Comenzó jugando en las calles de Bahía, al tiempo que abandonaba la escuela para trabajar, con el propósito de ayudar a la familia. Carpintero, albañil, sastre, peluquero y, finalmente, pescador, fueron algunos de los oficios de un muchacho que no pensaba en jugar profesionalmente.
Luego vinieron a buscarlo de Rio, vio su oportunidad y se fue; peo el equipo que lo llevó pronto cambió de entrenador y tuvo que irse. Deambuló por varios, pero ninguno lo fichaba. Finalmente, cuando trabajaba en una fábrica y vivía de arrimado en casa de unos amigos, llegó un candidato político al que se le solicitó que lo recomendara. Una semana más tarde se probaba en Botafogo y quedaba fichado.
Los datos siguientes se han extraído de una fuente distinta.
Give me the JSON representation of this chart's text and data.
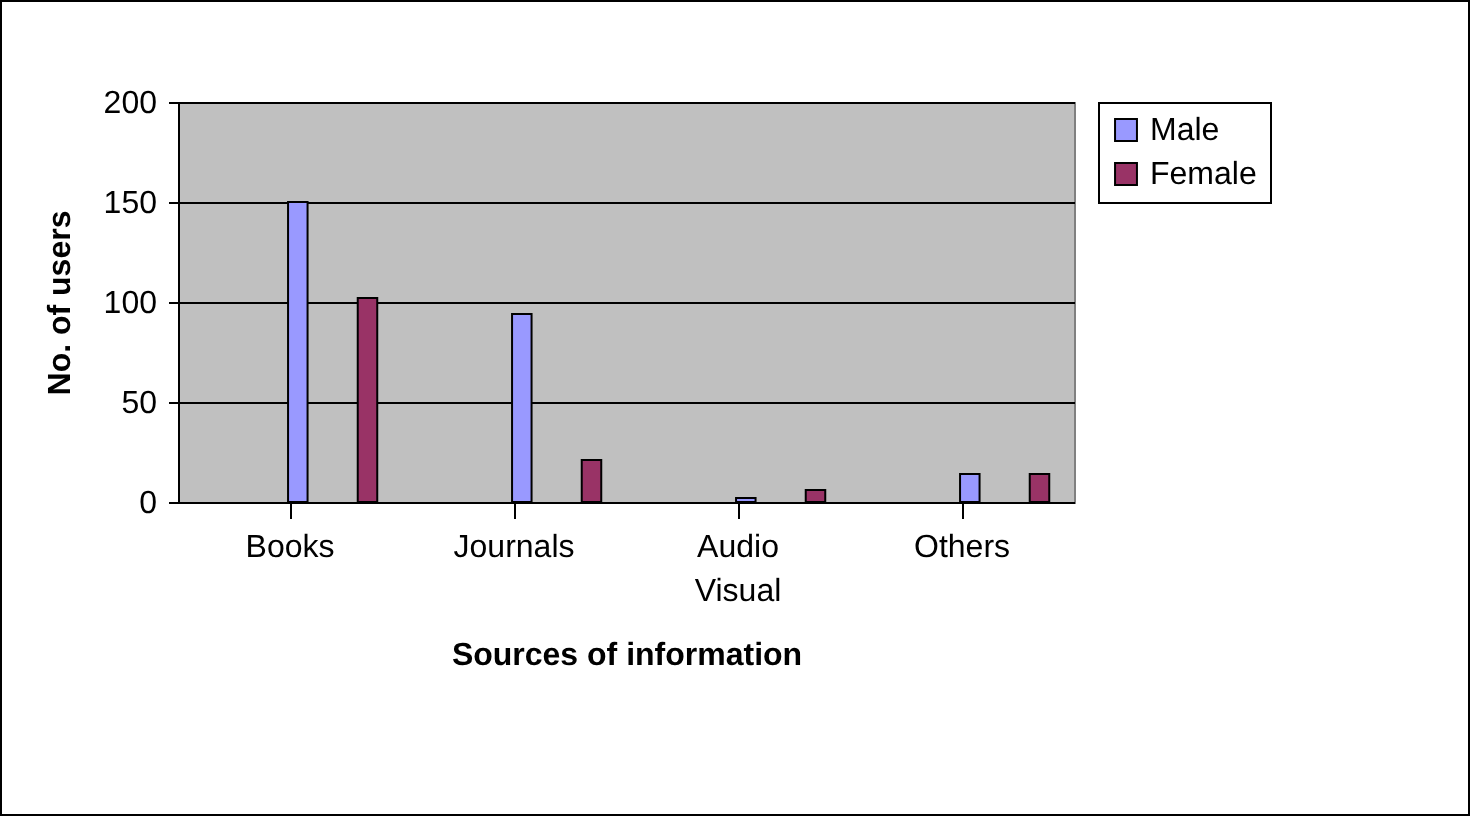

Llegó al América casi por accidente, cuando una delegación del club mexicano viajó a Rio en busca de un jugador y, al observar la práctica de Botafogo, uno de los dirigentes dijo ‘quiero a ese negrito’.
El hombre, que era nada menos que Don Guillermo Cañedo, no se equivocó y Arlindo pasó a formar parte de la mejor historia y presente del América, club en el cual sigue trabajando hasta el día de hoy.
Viaja en subte a su trabajo cada día porque dice no necesitar auto, aunque muchos pasajeros de la vieja guardia futbolera lo reconozcan con asombro y no puedan creer que una leyenda viviente del fútbol azteca viaje modestamente en transporte colectivo.
A aquel gol, al que define como su ‘ópera prima del fútbol’ lo recuerda con emoción y se lo adjudica a todo lo que rezó desde días antes del partido para anotarlo. Recuerda que en cada jugada previa todos los jugadores en la cancha deseaban que el que fuera a rematar errara y se aliviaban cuando lo hacía, porque cada uno quería ser el anotador del tanto histórico.
Pelé y Maradona escribieron páginas de gloria en el ‘Coloso’, donde levantaron copas mundiales e hicieron goles inolvidables; pero el primero de todos … fue de Arlindo; por eso es un inolvidable.